Unsure what the content of your log is? Instead of scrolling for hours without end, just use Auf-Log for fast and easy log analysis! Our app enables the analysis of log files using natural language and plots. Users can simply use text prompts and ask the system questions like "are there any ssh errors" our system will then not only give an answer in natural language but also provide relevant log lines clustered by similarity. Our system works almost in real-time and can run on any modern machine with internet connection.

How we built it

Using Python and streamlit, in an agile fashion. Frontend and Backend development were closely linked in development which enabled a user-centric development of features. We use the OpenAI GPT-3 API to understand natural language inputs and to generate natural language summaries of the results. We generate keywords from the natural language inputs which are then used to filter the log. The resulting lines are clustered by pattern reoccurance and given to the GPT-3 API to generate a summarizing response. Users are shown different clusters of log lines that matched their response and have the option to see all entries in each cluster.

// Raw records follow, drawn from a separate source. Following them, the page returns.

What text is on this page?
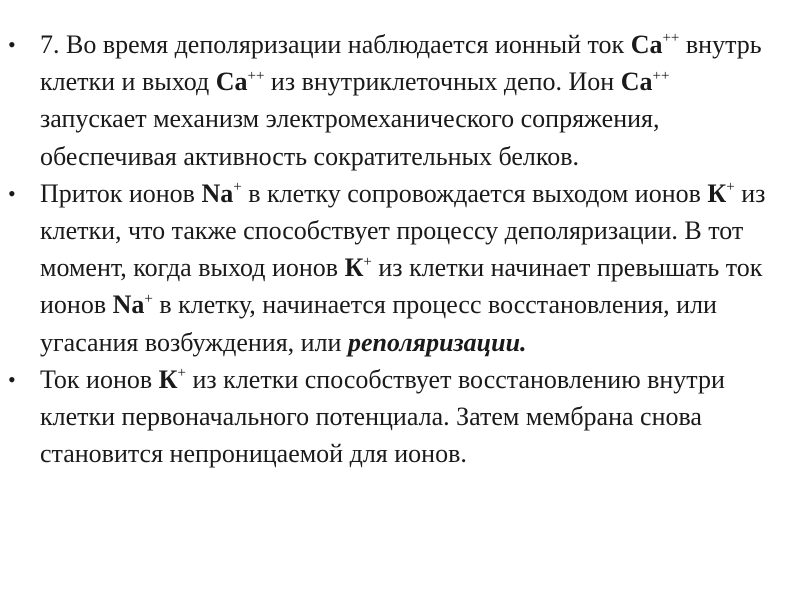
• 7. Во время деполяризации наблюдается ионный ток Ca++ внутрь клетки и выход Ca++ из внутриклеточных депо. Ион Ca++ запускает механизм электромеханического сопряжения, обеспечивая активность сократительных белков.
• Приток ионов Na+ в клетку сопровождается выходом ионов К+ из клетки, что также способствует процессу деполяризации. В тот момент, когда выход ионов К+ из клетки начинает превышать ток ионов Na+ в клетку, начинается процесс восстановления, или угасания возбуждения, или реполяризации.
• Ток ионов К+ из клетки способствует восстановлению внутри клетки первоначального потенциала. Затем мембрана снова становится непроницаемой для ионов.
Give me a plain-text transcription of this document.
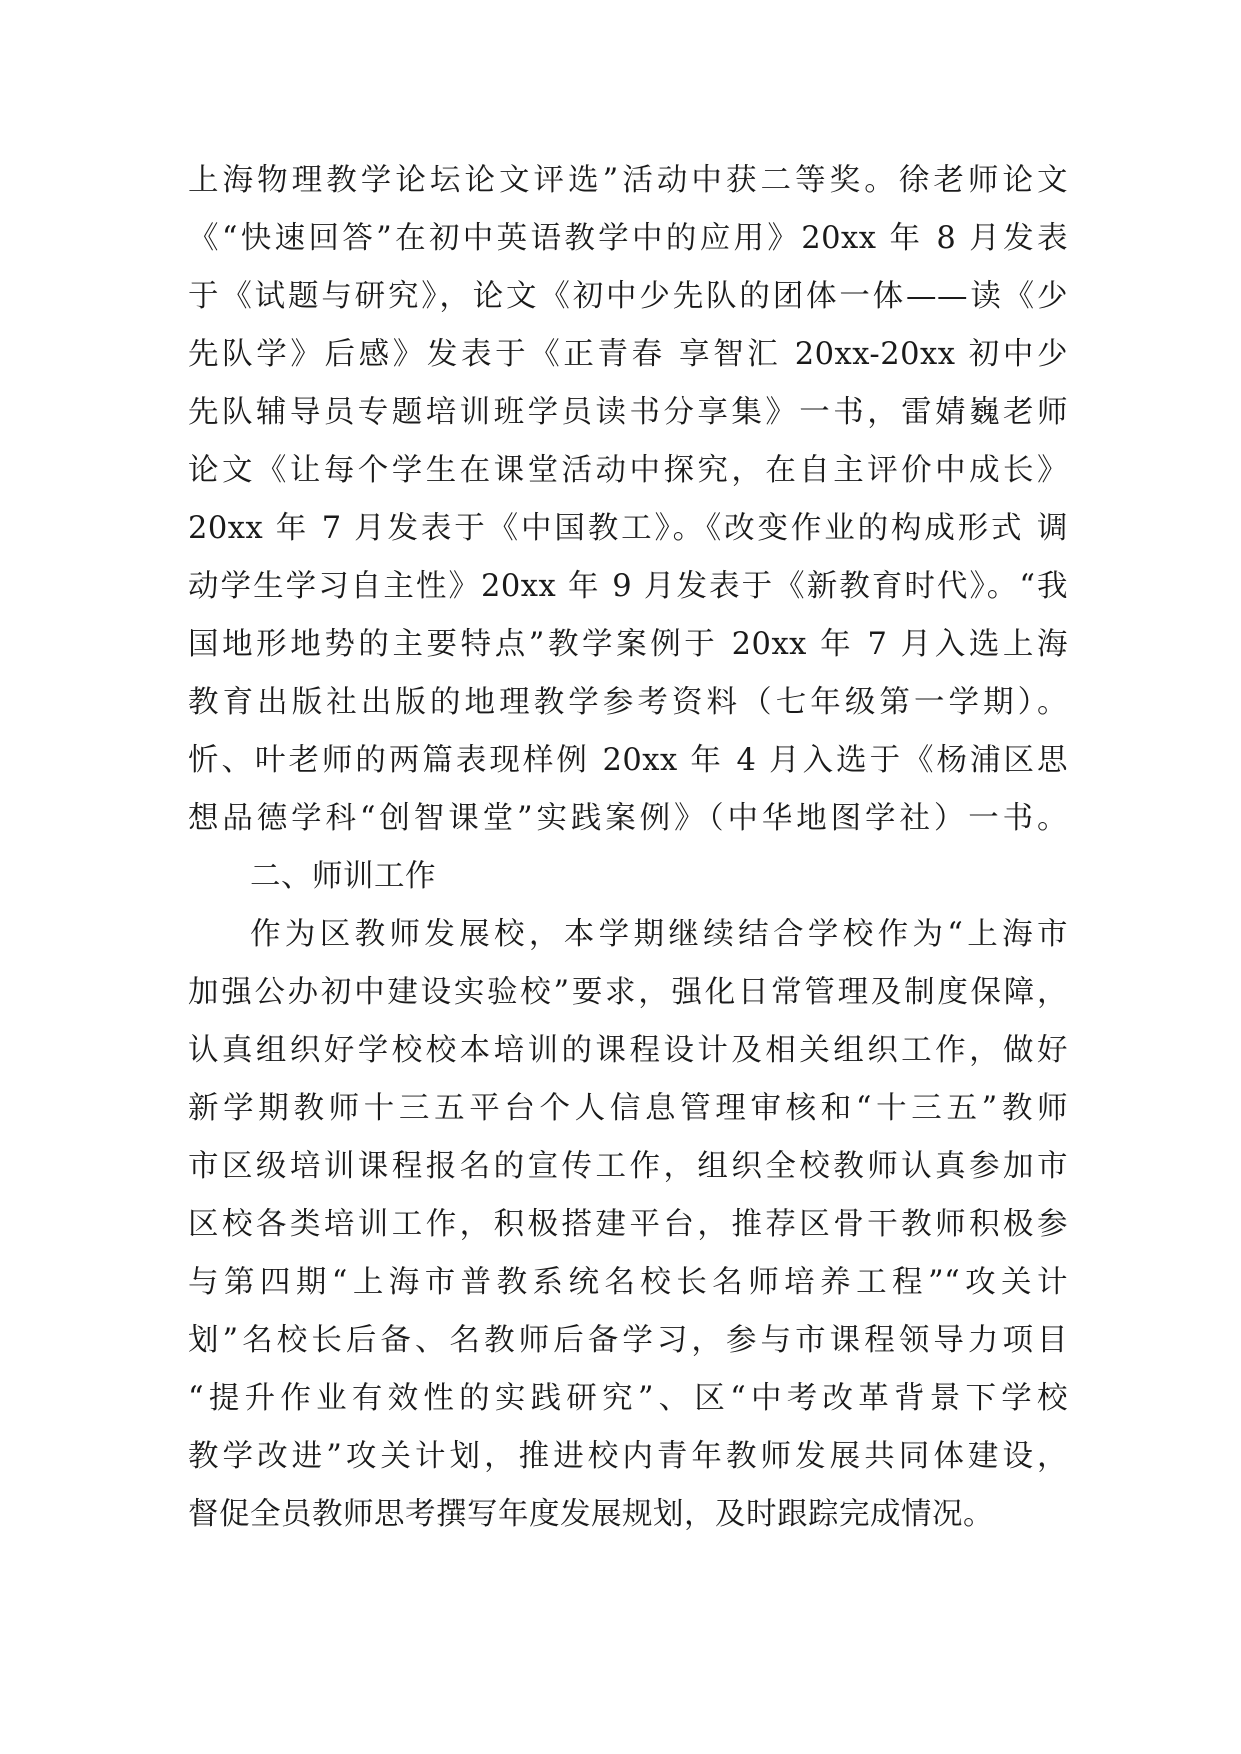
上海物理教学论坛论文评选”活动中获二等奖。徐老师论文
《“快速回答”在初中英语教学中的应用》20xx 年 8 月发表
于《试题与研究》，论文《初中少先队的团体一体——读《少
先队学》后感》发表于《正青春 享智汇 20xx-20xx 初中少
先队辅导员专题培训班学员读书分享集》一书，雷婧巍老师
论文《让每个学生在课堂活动中探究，在自主评价中成长》
20xx 年 7 月发表于《中国教工》。《改变作业的构成形式 调
动学生学习自主性》20xx 年 9 月发表于《新教育时代》。“我
国地形地势的主要特点”教学案例于 20xx 年 7 月入选上海
教育出版社出版的地理教学参考资料（七年级第一学期）。
忻、叶老师的两篇表现样例 20xx 年 4 月入选于《杨浦区思
想品德学科“创智课堂”实践案例》（中华地图学社）一书。
二、师训工作
作为区教师发展校，本学期继续结合学校作为“上海市
加强公办初中建设实验校”要求，强化日常管理及制度保障，
认真组织好学校校本培训的课程设计及相关组织工作，做好
新学期教师十三五平台个人信息管理审核和“十三五”教师
市区级培训课程报名的宣传工作，组织全校教师认真参加市
区校各类培训工作，积极搭建平台，推荐区骨干教师积极参
与第四期“上海市普教系统名校长名师培养工程”“攻关计
划”名校长后备、名教师后备学习，参与市课程领导力项目
“提升作业有效性的实践研究”、区“中考改革背景下学校
教学改进”攻关计划，推进校内青年教师发展共同体建设，
督促全员教师思考撰写年度发展规划，及时跟踪完成情况。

And of course: With a lot of hard work, love for coding, and long nights.

Challenges we ran into

Even when using a distilled model on the GPU and batch processing wherever possible, the initial loading and pre-computation to handle chat messages swiftly took too long. We further tried to reduce the number of instances to handle based on pattern reoccurrences, as sometimes only the timestamp and PID is different. Using Levenshtein distance, we significantly reduced the number of lines to search through without loosing diversity. While we thought this approach was elegant and fun to implement, we had a business meeting with our stakeholders (ourselves) and decided to proceed with a hopefully faster search-based approach.

Accomplishments that we're proud of

We’re super happy that our prototype is working and that the main features we thought of are successfully implemented! Apart from that, we were somehow able to crash the VM number 11.

What we learned

Most importantly, the user comes first, eventhough we would have loved to develop a super involved AI Question-Answering model but due to performance issues this would have hurt the user experience. Further, we’ve learned about common NLP tasks like QA and computing embeddings and what the challenges are when putting them into practice (that runtime - uuuuh, not good with so much data). With these problems, we had to do some creative thinking! Also, one of us has become a streamlit professional over the last two days. That application is superbly built!

What's next for Auf-Log

A bright future! (And a list of features that would increase the usability and speed: Being able to de-select keywords, assign importances, and add keywords. Hosting a generative language model on the GPU. And maybe even trying out the original approach again, this time with a fine-tuned distilled DeBERTa or something. But for us, it’s mainly sleeping.)